Devi Prasad Shetty FRCS (born 8 May 1953) is an Indian entrepreneur and cardiac surgeon who is the chairman and founder of Narayana Health, a chain of 21 medical centers in India. He has performed more than 100,000 heart operations. In 2004 he was awarded the Padma Shri, the fourth highest civilian award, followed by the Padma Bhushan in 2012, the third highest civilian award by the Government of India for his contribution to the field of affordable healthcare. There is an episode about his life and work on the Netflix TV series The Surgeon's Cut (episode 4).

Early life and education
Shetty was born in Kinnigoli, a village in the Dakshina Kannada district, Karnataka, India. The eighth of nine children, he decided to become a heart surgeon when he was a school student after hearing about Christiaan Barnard, a South African surgeon who had just performed the world's first heart transplant.

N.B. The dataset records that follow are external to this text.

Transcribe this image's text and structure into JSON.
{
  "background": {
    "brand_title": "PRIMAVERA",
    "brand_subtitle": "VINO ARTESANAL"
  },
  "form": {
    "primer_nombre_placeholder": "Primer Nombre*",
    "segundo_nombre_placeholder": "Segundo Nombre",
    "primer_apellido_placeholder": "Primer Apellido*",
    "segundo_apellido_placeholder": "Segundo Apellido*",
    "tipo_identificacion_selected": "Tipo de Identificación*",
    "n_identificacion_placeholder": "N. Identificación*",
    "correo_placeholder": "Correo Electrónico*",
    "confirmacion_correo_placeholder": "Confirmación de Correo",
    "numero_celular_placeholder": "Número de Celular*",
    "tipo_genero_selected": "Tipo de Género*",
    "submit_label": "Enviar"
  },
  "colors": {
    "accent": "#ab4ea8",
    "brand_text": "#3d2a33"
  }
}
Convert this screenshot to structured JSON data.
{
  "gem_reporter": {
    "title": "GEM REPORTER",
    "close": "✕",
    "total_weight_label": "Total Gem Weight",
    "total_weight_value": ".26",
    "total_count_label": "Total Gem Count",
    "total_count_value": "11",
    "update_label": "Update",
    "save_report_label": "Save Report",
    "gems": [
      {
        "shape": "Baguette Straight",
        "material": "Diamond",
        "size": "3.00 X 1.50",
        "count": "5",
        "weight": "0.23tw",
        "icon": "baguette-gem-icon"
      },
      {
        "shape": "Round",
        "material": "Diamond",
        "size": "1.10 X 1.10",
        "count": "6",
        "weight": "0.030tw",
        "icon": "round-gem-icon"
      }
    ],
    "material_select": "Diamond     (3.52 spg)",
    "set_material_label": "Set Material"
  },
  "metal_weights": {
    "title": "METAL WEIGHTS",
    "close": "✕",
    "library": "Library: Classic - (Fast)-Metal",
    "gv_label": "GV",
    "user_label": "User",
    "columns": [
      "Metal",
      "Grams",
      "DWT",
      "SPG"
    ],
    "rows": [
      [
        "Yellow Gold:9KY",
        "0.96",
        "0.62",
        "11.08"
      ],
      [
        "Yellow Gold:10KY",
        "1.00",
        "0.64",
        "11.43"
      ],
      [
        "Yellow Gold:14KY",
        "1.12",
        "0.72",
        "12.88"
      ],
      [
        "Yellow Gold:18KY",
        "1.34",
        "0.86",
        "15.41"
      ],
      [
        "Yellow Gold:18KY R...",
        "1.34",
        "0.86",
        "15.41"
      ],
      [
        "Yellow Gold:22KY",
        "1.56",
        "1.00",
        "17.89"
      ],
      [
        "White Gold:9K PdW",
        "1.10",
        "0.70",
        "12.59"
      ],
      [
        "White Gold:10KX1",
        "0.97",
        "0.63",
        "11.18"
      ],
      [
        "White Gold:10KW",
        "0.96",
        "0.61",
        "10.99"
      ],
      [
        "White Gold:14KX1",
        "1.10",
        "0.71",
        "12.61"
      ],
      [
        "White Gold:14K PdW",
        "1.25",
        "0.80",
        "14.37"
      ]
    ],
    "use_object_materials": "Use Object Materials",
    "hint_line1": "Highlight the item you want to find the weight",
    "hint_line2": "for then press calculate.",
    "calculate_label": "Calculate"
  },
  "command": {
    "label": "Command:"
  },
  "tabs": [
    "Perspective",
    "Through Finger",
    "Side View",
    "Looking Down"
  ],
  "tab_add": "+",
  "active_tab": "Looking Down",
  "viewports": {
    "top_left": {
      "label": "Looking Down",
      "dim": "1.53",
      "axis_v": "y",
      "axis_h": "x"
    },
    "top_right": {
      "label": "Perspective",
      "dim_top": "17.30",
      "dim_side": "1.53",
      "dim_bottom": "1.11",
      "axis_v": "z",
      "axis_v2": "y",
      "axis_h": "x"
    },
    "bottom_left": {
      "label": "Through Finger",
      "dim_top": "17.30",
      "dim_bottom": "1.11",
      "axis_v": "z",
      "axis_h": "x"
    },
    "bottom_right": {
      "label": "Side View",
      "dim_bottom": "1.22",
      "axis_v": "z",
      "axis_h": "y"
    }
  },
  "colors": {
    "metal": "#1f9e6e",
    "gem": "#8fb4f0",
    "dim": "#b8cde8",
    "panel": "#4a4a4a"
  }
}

He was educated at St. Aloysius School, Mangaluru. He completed his MBBS in 1979, and post-graduate work in General Surgery from Kasturba Medical College, Mangalore. Later he completed FRCS from Royal College of Surgeons, England.

Career
He returned to India in 1989 and initially worked at B.M. Birla Hospital in Kolkata. He successfully performed the first neonatal heart surgery in the country in 1992, on a 21-day-old baby Ronnie. In Kolkata he operated on Mother Teresa after she had a heart attack, and subsequently served as her personal physician. After some time, he moved to Bangalore and started the Manipal Heart Foundation at Manipal Hospitals, Bangalore. Financial contribution for the construction of the hospital was provided by Shetty's father-in-law.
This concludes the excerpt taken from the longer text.